Bon, w’est encore rendus à Noël.
Vot’ Matante Poêle, entécas, a trippe : mes gâteaux aux fruits macèrent dans’boisson, mes cadeaux sont emballés pis Mononc Poêle est déjà à boutte de m’entendre chanter des tounes de Noël.
Les enfants aussi, y trippent : sont fous comme des balais en attendant que le père Noël vienne leur porter leux étrennes en dessous du sapin.
Mais d’où c’est qui t’sort, lui, le père Noël?
C’t’un peu compliqué, mais en gros, c’est parti d’un saint du quatrième siècle : Nicolas de Myre, le saint patron des enfants. Au Moyen-Âge, le jour de sa fête – le 6 décembre – les parents donnaient des cadeaux aux flos en son honneur.
Après ça, au 16e siècle, y’a du monde qui ont commencé à trouver que le vénérage d’un tapon d’saints, ça commençait à ressembler aux païens qui ont plusieurs dieux. Faique comme le monde auraient chiâlé si on leur avait dit d’arrêter ben sec la tradition de la Saint-Nicolas, ben le donnage de cadeaux a été déménagé à Noël pour que ça soit associé au p’tit Jésus à place.
Après, ben là, y’a plein d’influences pis de coutumes qui se sont mélangées, du « Father Christmas » joyeux et soûlon des Anglais aux traditions des Pays-Bas en passant par l’Odin des Vikings, pis, avec un coup de pouce de Coca-Cola, on s’est ramassés avec le bonhomme qu’on connaît aujourd’hui.
Mais le saint Nic du quatrième siècle, là, y’avait fait quoi de spécial? Pas mal d’affaires, ça a d’lair. Selon la légende, y’était tout le temps après sauver tout le monde – un vrai superhéros! Mais y’était pas doux. Oohhh, non!
Nicolas de Myre naquit au troisième siècle à Patare, dans la Turquie d’à c’t’heure. Pis y’était précoce, le p’tit vlimeux : le jour de sa naissance, y se leva deboutte tu seul pour recevoir le baptême, pis y refusait de prendre le sein de sa mère les jours de jeûne prescrits par l’Église.
Rendu ti-gars, y’aimait plus passer du temps dins églises qu’avec les autres flos. Inspiré par les Saintes Écritures, notre rongeux de balustre en herbe devint pas mal pieux.
Comme ses parents étaient riches, Nic hérita d’un pas pire pécule quand y moururent.
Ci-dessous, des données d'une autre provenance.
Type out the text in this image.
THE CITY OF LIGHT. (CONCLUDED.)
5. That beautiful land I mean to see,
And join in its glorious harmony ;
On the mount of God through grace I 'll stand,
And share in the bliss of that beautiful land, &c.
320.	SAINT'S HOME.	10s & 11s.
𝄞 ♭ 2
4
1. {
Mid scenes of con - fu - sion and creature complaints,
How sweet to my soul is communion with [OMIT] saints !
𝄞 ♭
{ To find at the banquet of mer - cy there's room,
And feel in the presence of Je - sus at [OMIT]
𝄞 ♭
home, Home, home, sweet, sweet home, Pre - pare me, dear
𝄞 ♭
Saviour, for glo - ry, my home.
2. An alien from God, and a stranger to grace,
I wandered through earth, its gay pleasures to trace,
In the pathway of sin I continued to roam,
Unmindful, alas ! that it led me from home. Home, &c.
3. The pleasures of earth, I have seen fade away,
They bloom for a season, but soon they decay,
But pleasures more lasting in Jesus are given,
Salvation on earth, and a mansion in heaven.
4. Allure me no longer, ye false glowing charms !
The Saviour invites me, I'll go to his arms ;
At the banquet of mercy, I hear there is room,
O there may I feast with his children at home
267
Au lieu de s’acheter un gros char pis d’aller dans le Sud, y se demanda comment distribuer l’argent pour contribuer à la gloire de Dieu.
Un m’ment’né, y’apprit qu’un de ses voisins était rendu tellement pauvre qu’y était su’l bord d’envoyer ses trois filles vierges faire le trottoir pour mettre du pain su’à table.
Nic capota ben raide : y’était pas pour laisser faire ça! Faique la nuite venue, y’emballa un gros tas de pièces d’or dans un linge pis le garrocha dans’cour du voisin.
Pas longtemps après, grâce à l’argent de Nic qui servit de dot, l’aînée des trois filles put se marier.
Nic fit la même affaire pour la deuxième fille. Là, le père commença à se poser des questions :
« Voyons, jériboire, c’est qui qui garroche d’l’argent dans ma cour? »
Pour la troisième fille, Nic doubla la somme d’argent par rapport aux fois d’avant et la pitcha chez le voisin; mais là, le bruit des piasses qui tombaient à terre réveilla le voisin, qui partit à’course après Nic pour y dire merci.
Y voulut lui embrasser les pieds pis crier c’qu’y avait faite sur tous les toits, mais Nic voulut rien savoir :
« Bon, là, là, lâche-moé les orteils, pis parle de t’ça à personne, c’tu clair? »
Nic, y faisait pas ça pour la renommée.
Un jour, l’évêque de Myre péta au frette, faique les vieilles barbes vénérables se réunirent pour y trouver un remplaçant.
Un de ces vénérables-là, que beaucoup de monde voyaient comme nouvel évêque, dit aux autres :
« Partons pas en peur, là : avant de décider, on va prier pis jeûner, pis on va voir c’que l’Seigneur nous inspire. »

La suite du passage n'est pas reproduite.